In December, the Bakubung platinum mine was rocked by an underground sit-in protest by employees. There had been disputes with mineworkers prior to the sit-in, some who felt that they were being unfairly treated by the company over retrenchment processes by the mine.

In November last year, Wesizwe said it was pursuing negotiations pursuant to retrenchments at the Bakubung mine, which was switching to new mining methods. This was aimed at reducing operating expenditures and putting the company on a profitable path.

Now, Wesizwe has said that it has completed Section 189 negotiations with mineworkers affected by its switch to a new mining method.

“Shareholders are now advised that the Section 189 process was concluded in Q2 2024 after lengthy engagements relating to the rationale and analysis of the impact on the community,” Wesizwe said yesterday.

It had been feared that the restructuring of the mine’s mode of operations would impact as many as 345 employees.

Wesizwe said out of the 345 redundant positions, an unnamed number of employees had been laid off due to natural attrition, while other employees had been transferred to in-house vacancies. Others had opted for voluntary separation packages, the company said.

“Ultimately, only 13 employees were retrenched, of which seven of the 13 are to be absorbed by the company’s training services provider,” Wesizwe said in a statement.

The company also issued an update in relation to its operational restructuring exercise. It said although underground mining through vertical shafts had proven to be complex and was taking longer to execute, there had been progress with development of critical infrastructure geared to opening up the ore body and facilitate future stoping activities at the Bakubung mine.

“The current underground activities include the development, construction and equipping of permanent infrastructure such as ore passes, silos, workshops, permanent water and power services amongst others to support future stoping activities,” the company said.
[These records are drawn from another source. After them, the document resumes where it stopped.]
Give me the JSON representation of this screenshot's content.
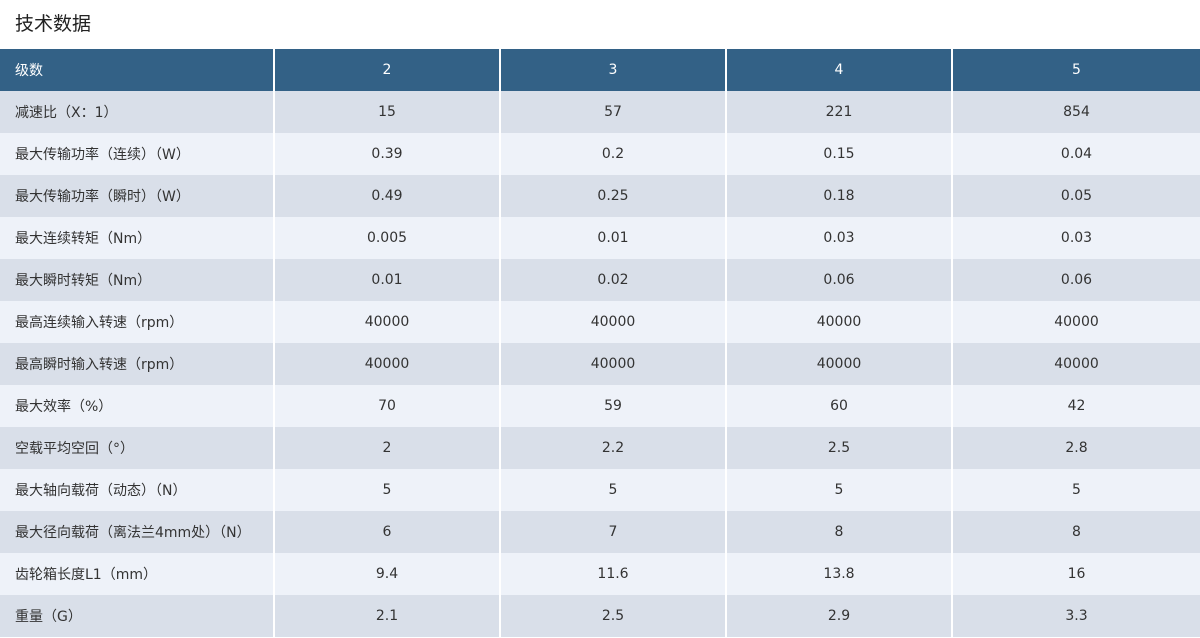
{
  "title": "技术数据",
  "colors": {
    "header_bg": "#336186",
    "row_odd": "#d9dfe9",
    "row_even": "#eef2f9"
  },
  "table": {
    "headers": [
      "级数",
      "2",
      "3",
      "4",
      "5"
    ],
    "rows": [
      [
        "减速比（X：1）",
        "15",
        "57",
        "221",
        "854"
      ],
      [
        "最大传输功率（连续）（W）",
        "0.39",
        "0.2",
        "0.15",
        "0.04"
      ],
      [
        "最大传输功率（瞬时）（W）",
        "0.49",
        "0.25",
        "0.18",
        "0.05"
      ],
      [
        "最大连续转矩（Nm）",
        "0.005",
        "0.01",
        "0.03",
        "0.03"
      ],
      [
        "最大瞬时转矩（Nm）",
        "0.01",
        "0.02",
        "0.06",
        "0.06"
      ],
      [
        "最高连续输入转速（rpm）",
        "40000",
        "40000",
        "40000",
        "40000"
      ],
      [
        "最高瞬时输入转速（rpm）",
        "40000",
        "40000",
        "40000",
        "40000"
      ],
      [
        "最大效率（%）",
        "70",
        "59",
        "60",
        "42"
      ],
      [
        "空载平均空回（°）",
        "2",
        "2.2",
        "2.5",
        "2.8"
      ],
      [
        "最大轴向载荷（动态）（N）",
        "5",
        "5",
        "5",
        "5"
      ],
      [
        "最大径向载荷（离法兰4mm处）（N）",
        "6",
        "7",
        "8",
        "8"
      ],
      [
        "齿轮箱长度L1（mm）",
        "9.4",
        "11.6",
        "13.8",
        "16"
      ],
      [
        "重量（G）",
        "2.1",
        "2.5",
        "2.9",
        "3.3"
      ]
    ]
  }
}
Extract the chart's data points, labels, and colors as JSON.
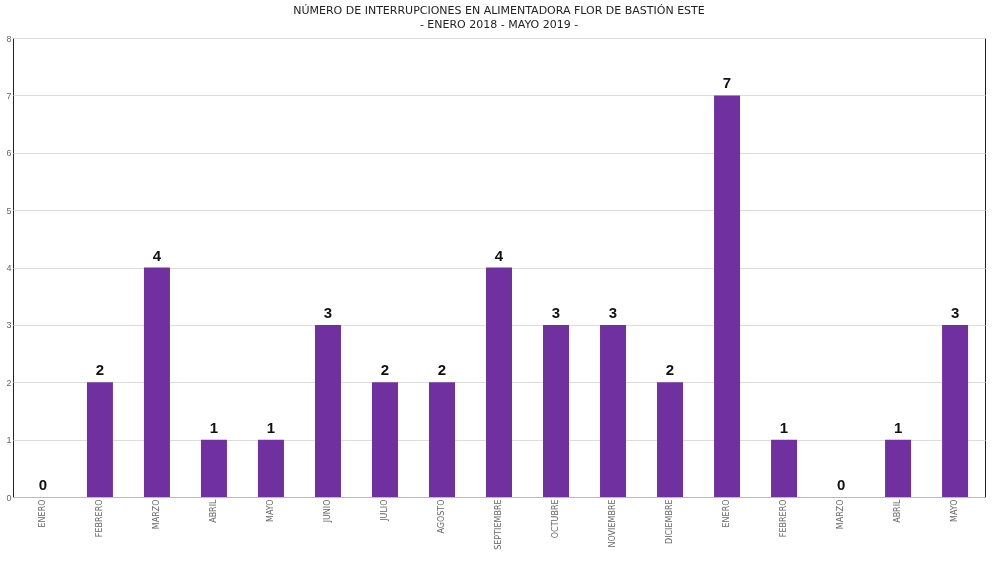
{
  "chart_data": {
    "type": "bar",
    "title": "NÚMERO DE INTERRUPCIONES EN ALIMENTADORA FLOR DE BASTIÓN ESTE",
    "subtitle": "- ENERO 2018 - MAYO 2019 -",
    "categories": [
      "ENERO",
      "FEBRERO",
      "MARZO",
      "ABRIL",
      "MAYO",
      "JUNIO",
      "JULIO",
      "AGOSTO",
      "SEPTIEMBRE",
      "OCTUBRE",
      "NOVIEMBRE",
      "DICIEMBRE",
      "ENERO",
      "FEBRERO",
      "MARZO",
      "ABRIL",
      "MAYO"
    ],
    "values": [
      0,
      2,
      4,
      1,
      1,
      3,
      2,
      2,
      4,
      3,
      3,
      2,
      7,
      1,
      0,
      1,
      3
    ],
    "color": "#7030a0",
    "ylim": [
      0,
      8
    ],
    "yticks": [
      0,
      1,
      2,
      3,
      4,
      5,
      6,
      7,
      8
    ],
    "grid": "y",
    "data_labels": true
  }
}
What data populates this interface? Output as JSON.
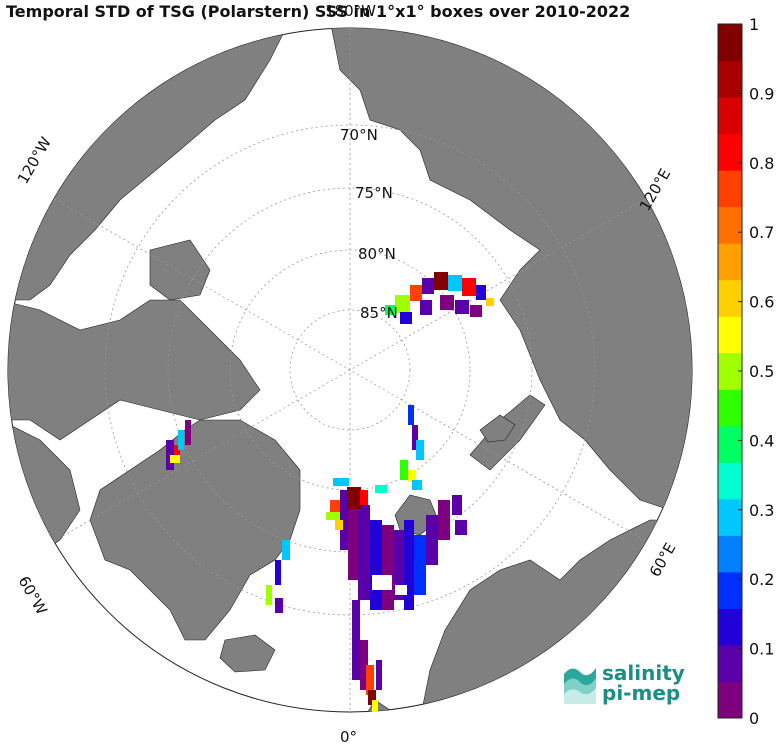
{
  "title": "Temporal STD of TSG (Polarstern) SSS in 1°x1° boxes over 2010-2022",
  "map": {
    "projection": "north-polar-stereographic",
    "center_lat": 90,
    "lat_circles": [
      "70°N",
      "75°N",
      "80°N",
      "85°N"
    ],
    "lon_labels": [
      "180°W",
      "120°E",
      "60°E",
      "0°",
      "60°W",
      "120°W"
    ],
    "land_color": "#808080",
    "ocean_color": "#ffffff"
  },
  "colorbar": {
    "colormap": "jet-like",
    "min": 0,
    "max": 1,
    "ticks": [
      "0",
      "0.1",
      "0.2",
      "0.3",
      "0.4",
      "0.5",
      "0.6",
      "0.7",
      "0.8",
      "0.9",
      "1"
    ],
    "colors": [
      "#7f007f",
      "#5a00a8",
      "#2200d8",
      "#0030ff",
      "#0080ff",
      "#00c8ff",
      "#00ffd0",
      "#00ff60",
      "#30ff00",
      "#a0ff00",
      "#ffff00",
      "#ffd000",
      "#ffa000",
      "#ff7000",
      "#ff4000",
      "#ff0000",
      "#d80000",
      "#a80000",
      "#800000"
    ]
  },
  "logo": {
    "line1": "salinity",
    "line2": "pi-mep"
  }
}
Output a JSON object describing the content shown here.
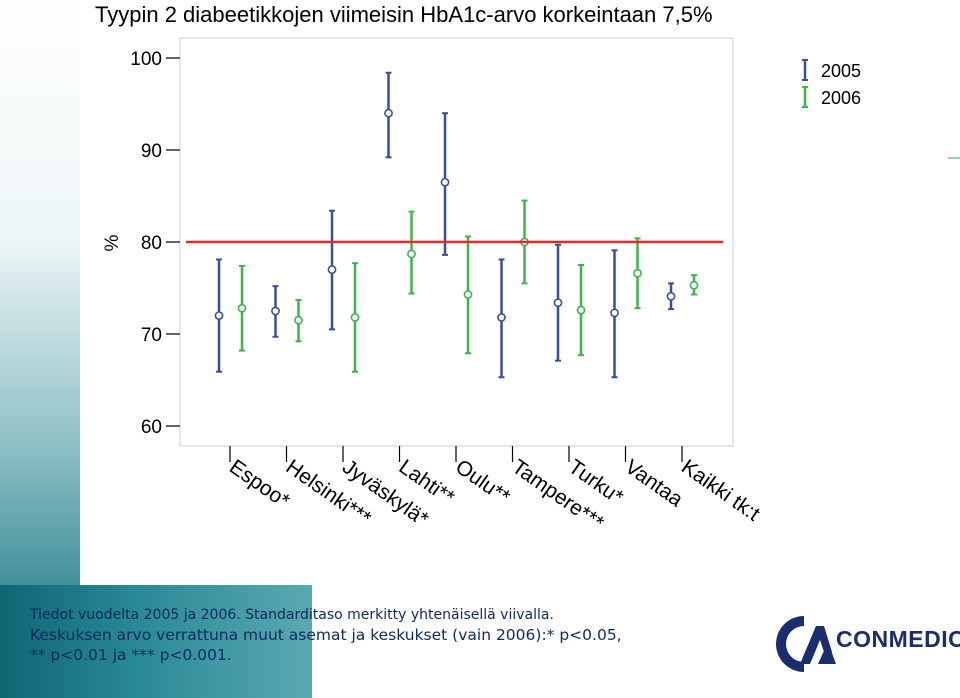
{
  "chart_data": {
    "type": "errorbar",
    "title": "Tyypin 2 diabeetikkojen viimeisin HbA1c-arvo korkeintaan 7,5%",
    "ylabel": "%",
    "ylim": [
      60,
      100
    ],
    "yticks": [
      60,
      70,
      80,
      90,
      100
    ],
    "categories": [
      "Espoo*",
      "Helsinki***",
      "Jyväskylä*",
      "Lahti**",
      "Oulu**",
      "Tampere***",
      "Turku*",
      "Vantaa",
      "Kaikki tk:t"
    ],
    "reference_line": 80,
    "series": [
      {
        "name": "2005",
        "color": "#3a4f9a",
        "values": [
          72.0,
          72.5,
          77.0,
          94.0,
          86.5,
          71.8,
          73.4,
          72.3,
          74.1
        ],
        "lower": [
          65.9,
          69.7,
          70.5,
          89.2,
          78.6,
          65.3,
          67.1,
          65.3,
          72.7
        ],
        "upper": [
          78.1,
          75.2,
          83.4,
          98.4,
          94.0,
          78.1,
          79.7,
          79.1,
          75.5
        ]
      },
      {
        "name": "2006",
        "color": "#3fb44a",
        "values": [
          72.8,
          71.5,
          71.8,
          78.7,
          74.3,
          80.0,
          72.6,
          76.6,
          75.3
        ],
        "lower": [
          68.2,
          69.2,
          65.9,
          74.4,
          67.9,
          75.5,
          67.7,
          72.8,
          74.3
        ],
        "upper": [
          77.4,
          73.7,
          77.7,
          83.3,
          80.6,
          84.5,
          77.5,
          80.4,
          76.4
        ]
      }
    ],
    "legend": "top-right"
  },
  "footer": {
    "line1": "Tiedot vuodelta 2005 ja 2006. Standarditaso merkitty yhtenäisellä viivalla.",
    "line2": "Keskuksen arvo verrattuna muut asemat ja keskukset (vain 2006):* p<0.05,",
    "line3": "** p<0.01 ja *** p<0.001."
  },
  "logo": {
    "text": "CONMEDIC",
    "color": "#1a2d6e"
  }
}
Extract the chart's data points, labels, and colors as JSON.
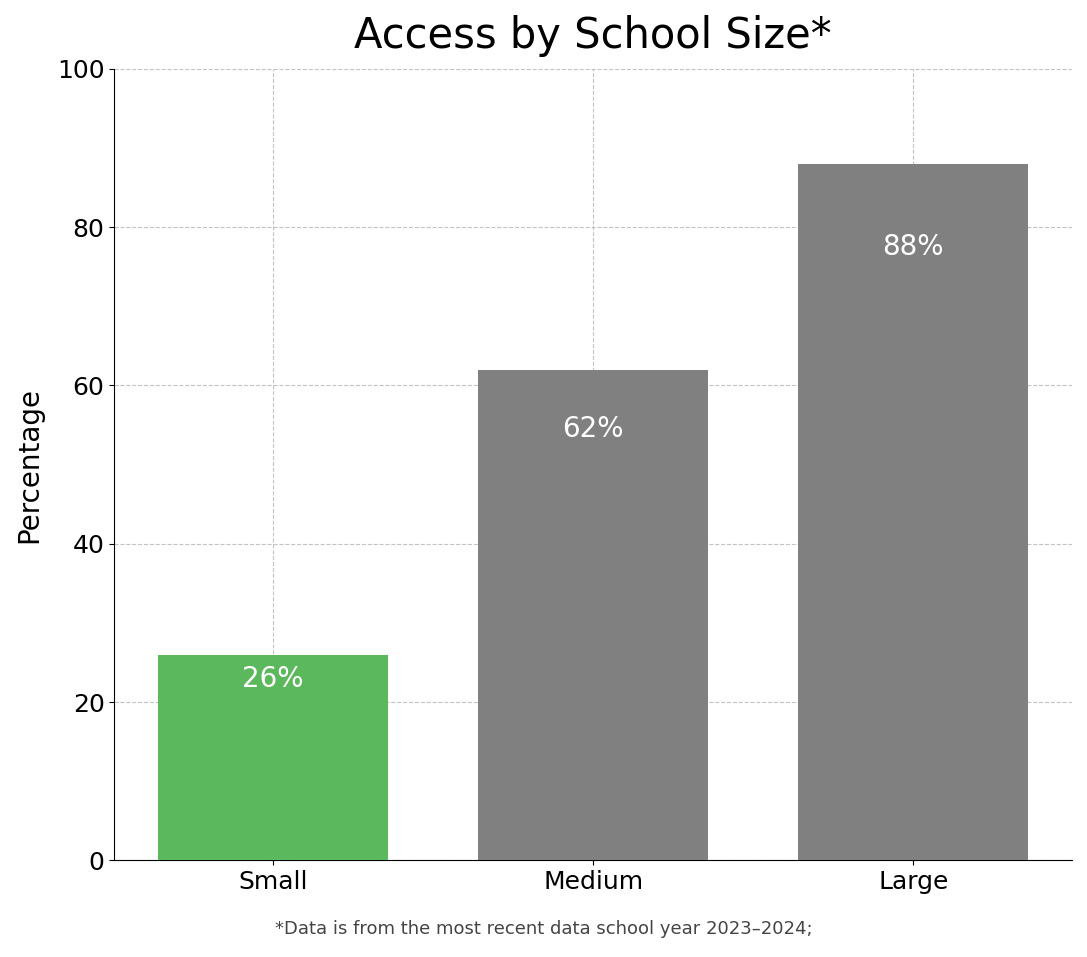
{
  "title": "Access by School Size*",
  "categories": [
    "Small",
    "Medium",
    "Large"
  ],
  "values": [
    26,
    62,
    88
  ],
  "bar_colors": [
    "#5cb85c",
    "#808080",
    "#808080"
  ],
  "bar_labels": [
    "26%",
    "62%",
    "88%"
  ],
  "ylabel": "Percentage",
  "ylim": [
    0,
    100
  ],
  "yticks": [
    0,
    20,
    40,
    60,
    80,
    100
  ],
  "footnote": "*Data is from the most recent data school year 2023–2024;",
  "title_fontsize": 30,
  "label_fontsize": 20,
  "tick_fontsize": 18,
  "bar_label_fontsize": 20,
  "footnote_fontsize": 13,
  "background_color": "#ffffff",
  "grid_color": "#aaaaaa",
  "label_color": "#ffffff",
  "bar_width": 0.72
}
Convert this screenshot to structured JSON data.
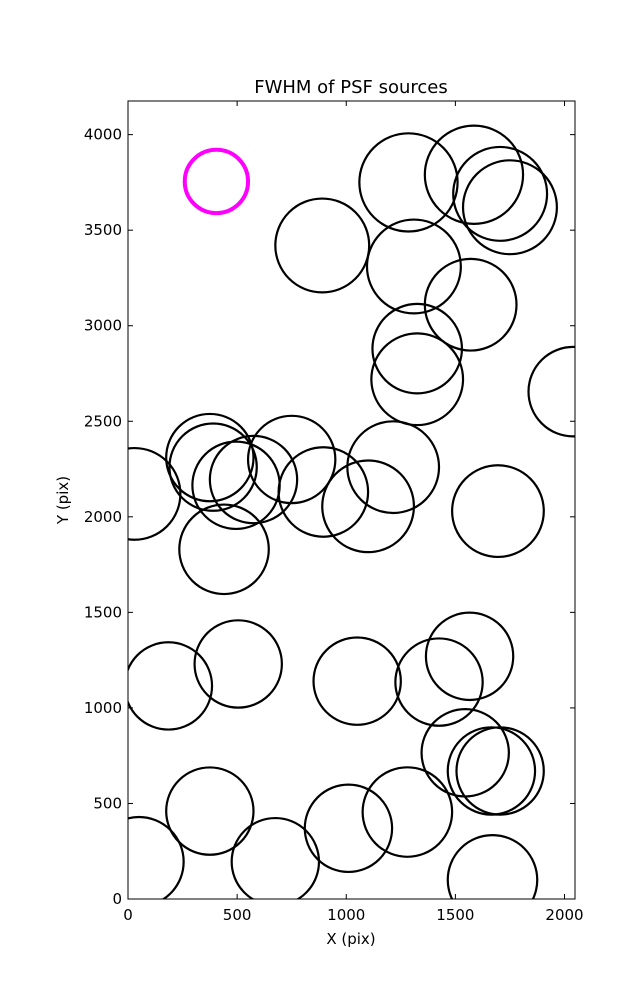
{
  "chart_data": {
    "type": "scatter",
    "title": "FWHM of PSF sources",
    "xlabel": "X (pix)",
    "ylabel": "Y (pix)",
    "xlim": [
      0,
      2048
    ],
    "ylim": [
      0,
      4176
    ],
    "xticks": [
      0,
      500,
      1000,
      1500,
      2000
    ],
    "yticks": [
      0,
      500,
      1000,
      1500,
      2000,
      2500,
      3000,
      3500,
      4000
    ],
    "xtick_labels": [
      "0",
      "500",
      "1000",
      "1500",
      "2000"
    ],
    "ytick_labels": [
      "0",
      "500",
      "1000",
      "1500",
      "2000",
      "2500",
      "3000",
      "3500",
      "4000"
    ],
    "grid": false,
    "marker_colors": {
      "default": "#000000",
      "highlight": "#ff00ff"
    },
    "highlight": {
      "x": 405,
      "y": 3755,
      "r": 145
    },
    "sources": [
      {
        "x": 1285,
        "y": 3750,
        "r": 225
      },
      {
        "x": 1585,
        "y": 3790,
        "r": 225
      },
      {
        "x": 1705,
        "y": 3690,
        "r": 215
      },
      {
        "x": 1750,
        "y": 3620,
        "r": 215
      },
      {
        "x": 890,
        "y": 3420,
        "r": 215
      },
      {
        "x": 1310,
        "y": 3310,
        "r": 215
      },
      {
        "x": 1570,
        "y": 3110,
        "r": 210
      },
      {
        "x": 1325,
        "y": 2880,
        "r": 205
      },
      {
        "x": 1325,
        "y": 2720,
        "r": 210
      },
      {
        "x": 2040,
        "y": 2655,
        "r": 205
      },
      {
        "x": 375,
        "y": 2310,
        "r": 200
      },
      {
        "x": 750,
        "y": 2300,
        "r": 200
      },
      {
        "x": 390,
        "y": 2260,
        "r": 200
      },
      {
        "x": 1215,
        "y": 2260,
        "r": 210
      },
      {
        "x": 495,
        "y": 2165,
        "r": 200
      },
      {
        "x": 575,
        "y": 2195,
        "r": 200
      },
      {
        "x": 30,
        "y": 2120,
        "r": 210
      },
      {
        "x": 895,
        "y": 2130,
        "r": 205
      },
      {
        "x": 1100,
        "y": 2055,
        "r": 210
      },
      {
        "x": 1695,
        "y": 2030,
        "r": 210
      },
      {
        "x": 440,
        "y": 1830,
        "r": 205
      },
      {
        "x": 505,
        "y": 1230,
        "r": 200
      },
      {
        "x": 1565,
        "y": 1270,
        "r": 200
      },
      {
        "x": 185,
        "y": 1115,
        "r": 200
      },
      {
        "x": 1050,
        "y": 1140,
        "r": 200
      },
      {
        "x": 1425,
        "y": 1135,
        "r": 200
      },
      {
        "x": 1545,
        "y": 765,
        "r": 200
      },
      {
        "x": 1665,
        "y": 670,
        "r": 200
      },
      {
        "x": 1705,
        "y": 670,
        "r": 200
      },
      {
        "x": 375,
        "y": 460,
        "r": 200
      },
      {
        "x": 1280,
        "y": 455,
        "r": 205
      },
      {
        "x": 1010,
        "y": 370,
        "r": 200
      },
      {
        "x": 50,
        "y": 195,
        "r": 205
      },
      {
        "x": 675,
        "y": 195,
        "r": 200
      },
      {
        "x": 1670,
        "y": 100,
        "r": 205
      }
    ]
  }
}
Wesizwe’s stoping production ramp-up was now set to commence in the first quarter of 2025, following the expected completion of development of the underground critical infrastructure.

This process is envisaged to result in the company’s underground mining ramp-up reaching 83 000 tons per month. There is already some 500 000 tons of incidental ore stockpile from the on reef development activities at Bakubung.

“As soon as the plant rectification plan is completed then the concentrator ramp up will commence in Q4 2025,” explained Wesizwe.

It had faced some setbacks during hot commissioning of the concentrator plant, with certain defects identified in the plant requiring rectification.

The company had consequently appointed “an experienced team of industry experts to develop a rectification plan” and “a contract has been awarded to an experienced contractor to commence the concentrator plant rectification” plan starting in the last quarter of the current year.

Shares in Wesizwe traded 4.26% weaker in afternoon trade yesterday at R0.45.